There is certainly no shortage of folks who are happy to tell you that they would never buy an EV. However, there is also an extremely vast amount of people who would consider it. That being said, EV technology on a massive scale is still pretty new, so people are hesitant to buy them. Here are the top three reasons Americans hesitate to buy EVs.
Charging logistics are the number one reason potential EV buyers are hesitant
Consumer Reports surveyed over 8,000 Americans from varying locations, ethnicities, and backgrounds to get their insight on electric vehicles. Over one-third of the surveyed individuals cited that they are planning to purchase a fully electric vehicle or would consider it. However, the number one reason the survey respondents say they’re hesitant is charging logistics.

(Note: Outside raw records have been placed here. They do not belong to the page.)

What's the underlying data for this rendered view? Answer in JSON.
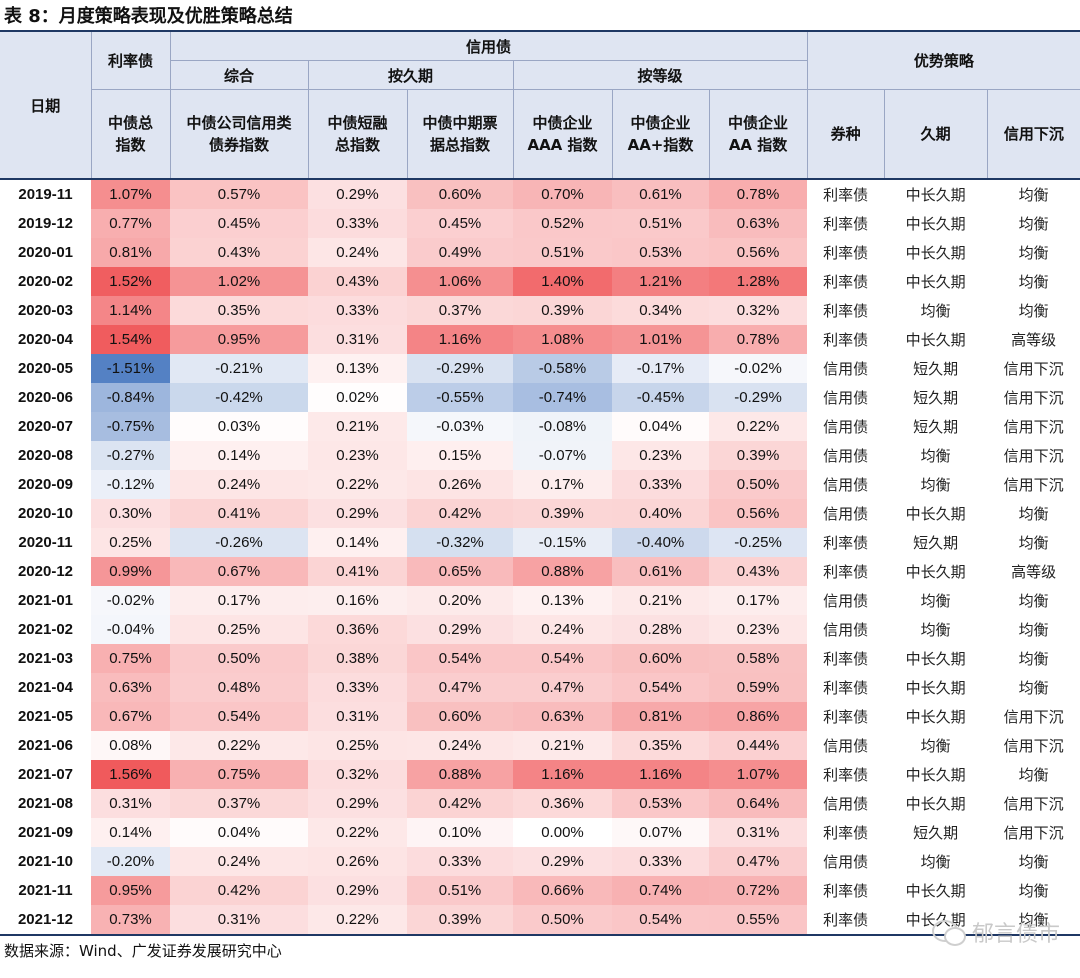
{
  "title": "表 8：月度策略表现及优胜策略总结",
  "header": {
    "date": "日期",
    "rate_group": "利率债",
    "credit_group": "信用债",
    "advantage_group": "优势策略",
    "sub_composite": "综合",
    "sub_duration": "按久期",
    "sub_grade": "按等级",
    "columns": [
      "中债总\n指数",
      "中债公司信用类\n债券指数",
      "中债短融\n总指数",
      "中债中期票\n据总指数",
      "中债企业\nAAA 指数",
      "中债企业\nAA+指数",
      "中债企业\nAA 指数",
      "券种",
      "久期",
      "信用下沉"
    ]
  },
  "rows": [
    {
      "date": "2019-11",
      "v": [
        "1.07%",
        "0.57%",
        "0.29%",
        "0.60%",
        "0.70%",
        "0.61%",
        "0.78%"
      ],
      "n": [
        1.07,
        0.57,
        0.29,
        0.6,
        0.7,
        0.61,
        0.78
      ],
      "s": [
        "利率债",
        "中长久期",
        "均衡"
      ]
    },
    {
      "date": "2019-12",
      "v": [
        "0.77%",
        "0.45%",
        "0.33%",
        "0.45%",
        "0.52%",
        "0.51%",
        "0.63%"
      ],
      "n": [
        0.77,
        0.45,
        0.33,
        0.45,
        0.52,
        0.51,
        0.63
      ],
      "s": [
        "利率债",
        "中长久期",
        "均衡"
      ]
    },
    {
      "date": "2020-01",
      "v": [
        "0.81%",
        "0.43%",
        "0.24%",
        "0.49%",
        "0.51%",
        "0.53%",
        "0.56%"
      ],
      "n": [
        0.81,
        0.43,
        0.24,
        0.49,
        0.51,
        0.53,
        0.56
      ],
      "s": [
        "利率债",
        "中长久期",
        "均衡"
      ]
    },
    {
      "date": "2020-02",
      "v": [
        "1.52%",
        "1.02%",
        "0.43%",
        "1.06%",
        "1.40%",
        "1.21%",
        "1.28%"
      ],
      "n": [
        1.52,
        1.02,
        0.43,
        1.06,
        1.4,
        1.21,
        1.28
      ],
      "s": [
        "利率债",
        "中长久期",
        "均衡"
      ]
    },
    {
      "date": "2020-03",
      "v": [
        "1.14%",
        "0.35%",
        "0.33%",
        "0.37%",
        "0.39%",
        "0.34%",
        "0.32%"
      ],
      "n": [
        1.14,
        0.35,
        0.33,
        0.37,
        0.39,
        0.34,
        0.32
      ],
      "s": [
        "利率债",
        "均衡",
        "均衡"
      ]
    },
    {
      "date": "2020-04",
      "v": [
        "1.54%",
        "0.95%",
        "0.31%",
        "1.16%",
        "1.08%",
        "1.01%",
        "0.78%"
      ],
      "n": [
        1.54,
        0.95,
        0.31,
        1.16,
        1.08,
        1.01,
        0.78
      ],
      "s": [
        "利率债",
        "中长久期",
        "高等级"
      ]
    },
    {
      "date": "2020-05",
      "v": [
        "-1.51%",
        "-0.21%",
        "0.13%",
        "-0.29%",
        "-0.58%",
        "-0.17%",
        "-0.02%"
      ],
      "n": [
        -1.51,
        -0.21,
        0.13,
        -0.29,
        -0.58,
        -0.17,
        -0.02
      ],
      "s": [
        "信用债",
        "短久期",
        "信用下沉"
      ]
    },
    {
      "date": "2020-06",
      "v": [
        "-0.84%",
        "-0.42%",
        "0.02%",
        "-0.55%",
        "-0.74%",
        "-0.45%",
        "-0.29%"
      ],
      "n": [
        -0.84,
        -0.42,
        0.02,
        -0.55,
        -0.74,
        -0.45,
        -0.29
      ],
      "s": [
        "信用债",
        "短久期",
        "信用下沉"
      ]
    },
    {
      "date": "2020-07",
      "v": [
        "-0.75%",
        "0.03%",
        "0.21%",
        "-0.03%",
        "-0.08%",
        "0.04%",
        "0.22%"
      ],
      "n": [
        -0.75,
        0.03,
        0.21,
        -0.03,
        -0.08,
        0.04,
        0.22
      ],
      "s": [
        "信用债",
        "短久期",
        "信用下沉"
      ]
    },
    {
      "date": "2020-08",
      "v": [
        "-0.27%",
        "0.14%",
        "0.23%",
        "0.15%",
        "-0.07%",
        "0.23%",
        "0.39%"
      ],
      "n": [
        -0.27,
        0.14,
        0.23,
        0.15,
        -0.07,
        0.23,
        0.39
      ],
      "s": [
        "信用债",
        "均衡",
        "信用下沉"
      ]
    },
    {
      "date": "2020-09",
      "v": [
        "-0.12%",
        "0.24%",
        "0.22%",
        "0.26%",
        "0.17%",
        "0.33%",
        "0.50%"
      ],
      "n": [
        -0.12,
        0.24,
        0.22,
        0.26,
        0.17,
        0.33,
        0.5
      ],
      "s": [
        "信用债",
        "均衡",
        "信用下沉"
      ]
    },
    {
      "date": "2020-10",
      "v": [
        "0.30%",
        "0.41%",
        "0.29%",
        "0.42%",
        "0.39%",
        "0.40%",
        "0.56%"
      ],
      "n": [
        0.3,
        0.41,
        0.29,
        0.42,
        0.39,
        0.4,
        0.56
      ],
      "s": [
        "信用债",
        "中长久期",
        "均衡"
      ]
    },
    {
      "date": "2020-11",
      "v": [
        "0.25%",
        "-0.26%",
        "0.14%",
        "-0.32%",
        "-0.15%",
        "-0.40%",
        "-0.25%"
      ],
      "n": [
        0.25,
        -0.26,
        0.14,
        -0.32,
        -0.15,
        -0.4,
        -0.25
      ],
      "s": [
        "利率债",
        "短久期",
        "均衡"
      ]
    },
    {
      "date": "2020-12",
      "v": [
        "0.99%",
        "0.67%",
        "0.41%",
        "0.65%",
        "0.88%",
        "0.61%",
        "0.43%"
      ],
      "n": [
        0.99,
        0.67,
        0.41,
        0.65,
        0.88,
        0.61,
        0.43
      ],
      "s": [
        "利率债",
        "中长久期",
        "高等级"
      ]
    },
    {
      "date": "2021-01",
      "v": [
        "-0.02%",
        "0.17%",
        "0.16%",
        "0.20%",
        "0.13%",
        "0.21%",
        "0.17%"
      ],
      "n": [
        -0.02,
        0.17,
        0.16,
        0.2,
        0.13,
        0.21,
        0.17
      ],
      "s": [
        "信用债",
        "均衡",
        "均衡"
      ]
    },
    {
      "date": "2021-02",
      "v": [
        "-0.04%",
        "0.25%",
        "0.36%",
        "0.29%",
        "0.24%",
        "0.28%",
        "0.23%"
      ],
      "n": [
        -0.04,
        0.25,
        0.36,
        0.29,
        0.24,
        0.28,
        0.23
      ],
      "s": [
        "信用债",
        "均衡",
        "均衡"
      ]
    },
    {
      "date": "2021-03",
      "v": [
        "0.75%",
        "0.50%",
        "0.38%",
        "0.54%",
        "0.54%",
        "0.60%",
        "0.58%"
      ],
      "n": [
        0.75,
        0.5,
        0.38,
        0.54,
        0.54,
        0.6,
        0.58
      ],
      "s": [
        "利率债",
        "中长久期",
        "均衡"
      ]
    },
    {
      "date": "2021-04",
      "v": [
        "0.63%",
        "0.48%",
        "0.33%",
        "0.47%",
        "0.47%",
        "0.54%",
        "0.59%"
      ],
      "n": [
        0.63,
        0.48,
        0.33,
        0.47,
        0.47,
        0.54,
        0.59
      ],
      "s": [
        "利率债",
        "中长久期",
        "均衡"
      ]
    },
    {
      "date": "2021-05",
      "v": [
        "0.67%",
        "0.54%",
        "0.31%",
        "0.60%",
        "0.63%",
        "0.81%",
        "0.86%"
      ],
      "n": [
        0.67,
        0.54,
        0.31,
        0.6,
        0.63,
        0.81,
        0.86
      ],
      "s": [
        "利率债",
        "中长久期",
        "信用下沉"
      ]
    },
    {
      "date": "2021-06",
      "v": [
        "0.08%",
        "0.22%",
        "0.25%",
        "0.24%",
        "0.21%",
        "0.35%",
        "0.44%"
      ],
      "n": [
        0.08,
        0.22,
        0.25,
        0.24,
        0.21,
        0.35,
        0.44
      ],
      "s": [
        "信用债",
        "均衡",
        "信用下沉"
      ]
    },
    {
      "date": "2021-07",
      "v": [
        "1.56%",
        "0.75%",
        "0.32%",
        "0.88%",
        "1.16%",
        "1.16%",
        "1.07%"
      ],
      "n": [
        1.56,
        0.75,
        0.32,
        0.88,
        1.16,
        1.16,
        1.07
      ],
      "s": [
        "利率债",
        "中长久期",
        "均衡"
      ]
    },
    {
      "date": "2021-08",
      "v": [
        "0.31%",
        "0.37%",
        "0.29%",
        "0.42%",
        "0.36%",
        "0.53%",
        "0.64%"
      ],
      "n": [
        0.31,
        0.37,
        0.29,
        0.42,
        0.36,
        0.53,
        0.64
      ],
      "s": [
        "信用债",
        "中长久期",
        "信用下沉"
      ]
    },
    {
      "date": "2021-09",
      "v": [
        "0.14%",
        "0.04%",
        "0.22%",
        "0.10%",
        "0.00%",
        "0.07%",
        "0.31%"
      ],
      "n": [
        0.14,
        0.04,
        0.22,
        0.1,
        0.0,
        0.07,
        0.31
      ],
      "s": [
        "利率债",
        "短久期",
        "信用下沉"
      ]
    },
    {
      "date": "2021-10",
      "v": [
        "-0.20%",
        "0.24%",
        "0.26%",
        "0.33%",
        "0.29%",
        "0.33%",
        "0.47%"
      ],
      "n": [
        -0.2,
        0.24,
        0.26,
        0.33,
        0.29,
        0.33,
        0.47
      ],
      "s": [
        "信用债",
        "均衡",
        "均衡"
      ]
    },
    {
      "date": "2021-11",
      "v": [
        "0.95%",
        "0.42%",
        "0.29%",
        "0.51%",
        "0.66%",
        "0.74%",
        "0.72%"
      ],
      "n": [
        0.95,
        0.42,
        0.29,
        0.51,
        0.66,
        0.74,
        0.72
      ],
      "s": [
        "利率债",
        "中长久期",
        "均衡"
      ]
    },
    {
      "date": "2021-12",
      "v": [
        "0.73%",
        "0.31%",
        "0.22%",
        "0.39%",
        "0.50%",
        "0.54%",
        "0.55%"
      ],
      "n": [
        0.73,
        0.31,
        0.22,
        0.39,
        0.5,
        0.54,
        0.55
      ],
      "s": [
        "利率债",
        "中长久期",
        "均衡"
      ]
    }
  ],
  "source": "数据来源：Wind、广发证券发展研究中心",
  "watermark": "郁言债市"
}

Though there are already thousands of EV charging stations nationwide, their concentration is largely around big cities. For many folks in more rural areas, there aren’t a lot of charging options available to them. Moreover, some places do not have charging stations at all. Though the impressive charge range of many vehicles makes it possible for most commuters to execute their daily travels by just charging at home, that isn’t the case for everyone.
Most of all, potentially not knowing where the next charger will be available when traveling is indeed a stressful thought. However, many modern EVs have built-in charging logistics. Vehicles like Tesla and Lucid will even map out your planned trip and show you where and when to stop and charge.

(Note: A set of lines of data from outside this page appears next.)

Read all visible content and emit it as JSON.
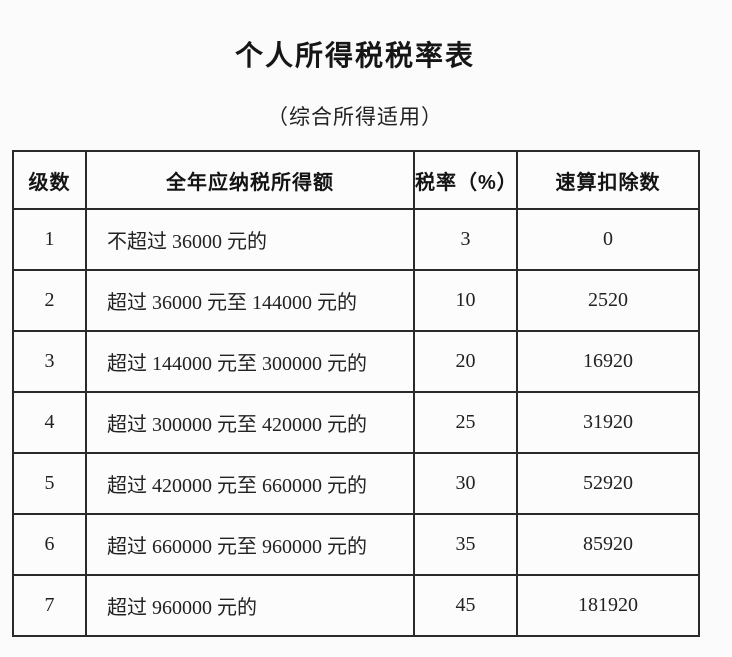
{
  "page": {
    "title": "个人所得税税率表",
    "subtitle": "（综合所得适用）"
  },
  "colors": {
    "background": "#fbfbfb",
    "border": "#2a2a2a",
    "text": "#1e1e1e"
  },
  "table": {
    "headers": [
      "级数",
      "全年应纳税所得额",
      "税率（%）",
      "速算扣除数"
    ],
    "rows": [
      {
        "level": "1",
        "income": "不超过 36000 元的",
        "rate": "3",
        "deduction": "0"
      },
      {
        "level": "2",
        "income": "超过 36000 元至 144000 元的",
        "rate": "10",
        "deduction": "2520"
      },
      {
        "level": "3",
        "income": "超过 144000 元至 300000 元的",
        "rate": "20",
        "deduction": "16920"
      },
      {
        "level": "4",
        "income": "超过 300000 元至 420000 元的",
        "rate": "25",
        "deduction": "31920"
      },
      {
        "level": "5",
        "income": "超过 420000 元至 660000 元的",
        "rate": "30",
        "deduction": "52920"
      },
      {
        "level": "6",
        "income": "超过 660000 元至 960000 元的",
        "rate": "35",
        "deduction": "85920"
      },
      {
        "level": "7",
        "income": "超过 960000 元的",
        "rate": "45",
        "deduction": "181920"
      }
    ]
  }
}
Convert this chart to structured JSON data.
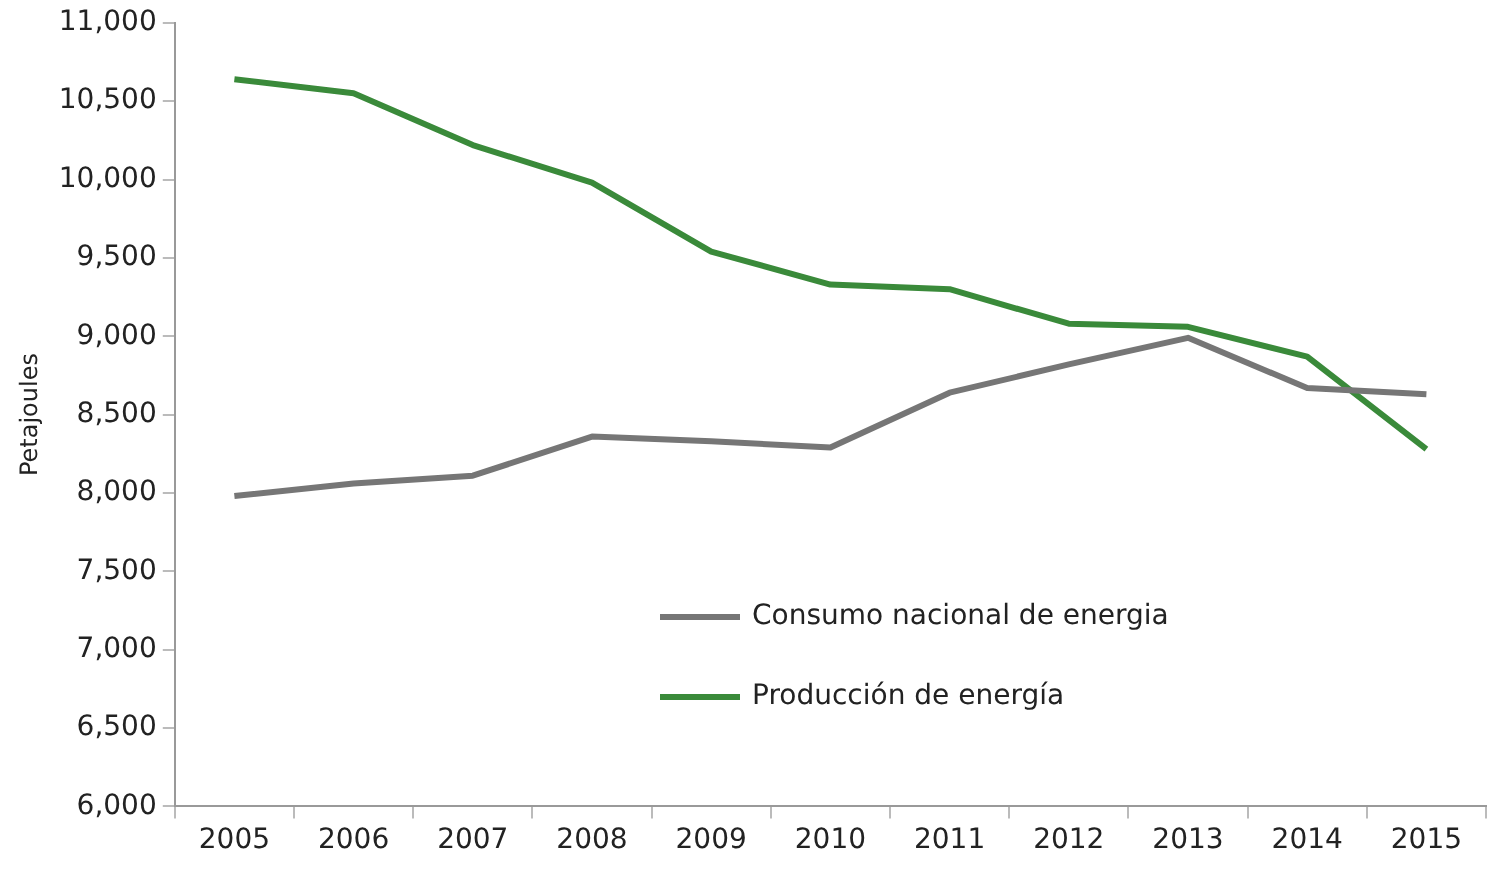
{
  "chart_data": {
    "type": "line",
    "ylabel": "Petajoules",
    "categories": [
      "2005",
      "2006",
      "2007",
      "2008",
      "2009",
      "2010",
      "2011",
      "2012",
      "2013",
      "2014",
      "2015"
    ],
    "series": [
      {
        "name": "Consumo nacional de energia",
        "color": "#767676",
        "values": [
          7980,
          8060,
          8110,
          8360,
          8330,
          8290,
          8640,
          8820,
          8990,
          8670,
          8630
        ]
      },
      {
        "name": "Producción de energía",
        "color": "#3a8a3a",
        "values": [
          10640,
          10550,
          10220,
          9980,
          9540,
          9330,
          9300,
          9080,
          9060,
          8870,
          8280
        ]
      }
    ],
    "ylim": [
      6000,
      11000
    ],
    "yticks": [
      {
        "value": 6000,
        "label": "6,000"
      },
      {
        "value": 6500,
        "label": "6,500"
      },
      {
        "value": 7000,
        "label": "7,000"
      },
      {
        "value": 7500,
        "label": "7,500"
      },
      {
        "value": 8000,
        "label": "8,000"
      },
      {
        "value": 8500,
        "label": "8,500"
      },
      {
        "value": 9000,
        "label": "9,000"
      },
      {
        "value": 9500,
        "label": "9,500"
      },
      {
        "value": 10000,
        "label": "10,000"
      },
      {
        "value": 10500,
        "label": "10,500"
      },
      {
        "value": 11000,
        "label": "11,000"
      }
    ],
    "grid": false,
    "legend": "bottom",
    "marker": "none",
    "line_style": "solid"
  }
}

Despite this being the case, CR reports that nearly two-thirds of survey respondents stated this as the primary reason they hesitate to buy EVs.
Range anxiety is nearly as prominent an issue
Though EVs with extremely sub-par range is largely a thing of the past, many car shoppers can’t necessarily afford a brand new car. So, an EV’s driving range is definitely something to keep in mind.
However, ultra-range EVs like the Lucid Air Dream and Tesla Model S Long Range are prohibitively expensive, with price tags in the six-figure range. That being said, the cheapest EV you can currently buy, the 2022 Chevy Bolt, has a range of over 250 miles on a charge. Chevy’s mighty little EV has had a charge range north of 200 miles since its debut in 2016, too. So, used car shoppers do have some fairly long-range options.
However, for folks who travel a lot, that sort of range just might not do. Over half of the respondents to CR’s survey cited range as a stopping point for buying an EV.
Cost of purchase and maintenance
Finally, over half of those surveyed stated that the cost to purchase and/or maintain an EV are stopping points for buying one. EV maintenance is typically extremely affordable because of the minimal wear items. However, failure of major electric components can cost eye-watering amounts of money. In the case of Tesla, a used battery pack can fetch over $30,000.
Though many used EVs have outstanding warranties, the cost of fixing an EV that’s out of warranty is more than enough to scare folks off. Though these types of failures are not explicitly common, they do happen from time to time.
Ultimately, many Americans also hesitate to buy EVs because they’ve never interacted with one. CR reports only seven percent of Americans have driven an EV within the past 12 months. However, a fifth of those who claim to have an interest in buying one have been behind the wheel within the last year.
Long story short, EV technology is rapidly growing. As the old adage goes, don’t knock it until you try it! They may not work out for everyone, but that doesn’t mean they don’t work great for others!